The repository structure is roughly:
- licenses/ License texts
- specs/ SPEC files for pkgtool
- setup/ Setup scripts for different targets
- tests/ Test programs developed as part of packaging
The files in specs/ are licensed under an MIT style license.
You can find the text of the license in LICENSE.MIT or in specs/README.
This is unlike SFE, where the specfiles are licensed the same as the
package they apply to - instead we use the most liberal license we can find.
The license texts themselves are copyrighted by various third-party
organisations. For instance, the text of the GPL (versions 2 and 3)
is copyright by the Free Software Foundation.
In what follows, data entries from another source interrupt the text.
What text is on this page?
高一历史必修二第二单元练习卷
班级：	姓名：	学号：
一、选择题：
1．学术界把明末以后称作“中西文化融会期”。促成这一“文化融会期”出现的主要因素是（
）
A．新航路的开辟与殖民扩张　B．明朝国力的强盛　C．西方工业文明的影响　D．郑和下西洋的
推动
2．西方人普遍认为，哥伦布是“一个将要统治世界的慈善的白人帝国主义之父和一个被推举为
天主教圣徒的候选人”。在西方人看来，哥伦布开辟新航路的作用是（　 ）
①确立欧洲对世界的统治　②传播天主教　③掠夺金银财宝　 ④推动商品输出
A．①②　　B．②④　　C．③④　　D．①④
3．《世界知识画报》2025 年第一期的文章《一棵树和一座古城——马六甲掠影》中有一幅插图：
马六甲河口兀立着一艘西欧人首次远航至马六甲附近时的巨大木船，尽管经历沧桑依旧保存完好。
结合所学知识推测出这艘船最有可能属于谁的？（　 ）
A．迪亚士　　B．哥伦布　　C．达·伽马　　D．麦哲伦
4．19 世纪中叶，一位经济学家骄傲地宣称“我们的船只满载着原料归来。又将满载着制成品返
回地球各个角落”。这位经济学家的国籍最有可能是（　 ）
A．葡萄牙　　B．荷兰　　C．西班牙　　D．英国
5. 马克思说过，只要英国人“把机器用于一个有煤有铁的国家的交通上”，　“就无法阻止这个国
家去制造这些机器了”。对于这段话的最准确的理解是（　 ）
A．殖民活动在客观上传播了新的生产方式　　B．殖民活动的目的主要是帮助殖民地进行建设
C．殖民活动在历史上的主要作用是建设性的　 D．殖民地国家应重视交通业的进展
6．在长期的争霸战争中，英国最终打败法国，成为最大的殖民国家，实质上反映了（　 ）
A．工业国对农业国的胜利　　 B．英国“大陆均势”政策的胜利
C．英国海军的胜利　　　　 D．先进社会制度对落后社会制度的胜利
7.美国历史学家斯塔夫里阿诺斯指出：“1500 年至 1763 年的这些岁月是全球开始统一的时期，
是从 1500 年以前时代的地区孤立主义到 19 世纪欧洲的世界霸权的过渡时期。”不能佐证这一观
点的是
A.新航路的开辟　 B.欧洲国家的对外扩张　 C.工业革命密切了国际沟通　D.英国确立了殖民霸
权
The software that is built through the tools in this repository
may be licensed under a wide variety of licenses. As of this writing,
the software includes the following licenses:
3GPP GSM license
AFL Academic Free License
APLv2 Apache Public License
artistic The Artistic (perl) License
binary-spro The redistributable runtime parts of Studio 12
BSD BSD license; see individual texts for which variant
CDDL Sun CDDL
FDL Free Documentation License
GPL GPL versions (2,3, and exceptions)
LGPL LGPL versions (2,3, and exceptions)
MIT MIT / X11 license, many variants
PD Public Domain; no license text available
yasm The yasm license
The License: line in each package represents the best-effort
description by the KDE4-OpenSolaris project to determine the
license of the software.
Software packages covered by more than one license (for example,
a library along with an application) have the licenses listed with
an & (and) operator between them. Dual-licensed code (where you choose
which license under which you accept the code) is listed with an | (or)
between the license terms. The & binds stronger than |. Licenses which
include a "or (at your option) any later version" clause have a + appended;
this usually applies only to GPL and LGPL licensed code.
The KDE4-OpenSolaris project makes no warranties right now about
the legality of distributing binaries produced through this
build system. The consistency of the licenses across the software
stack has *NOT* been checked. You are advised to either consult
local counsel before distributing the resulting binaries, or
to build from source and not distribute the binaries at all.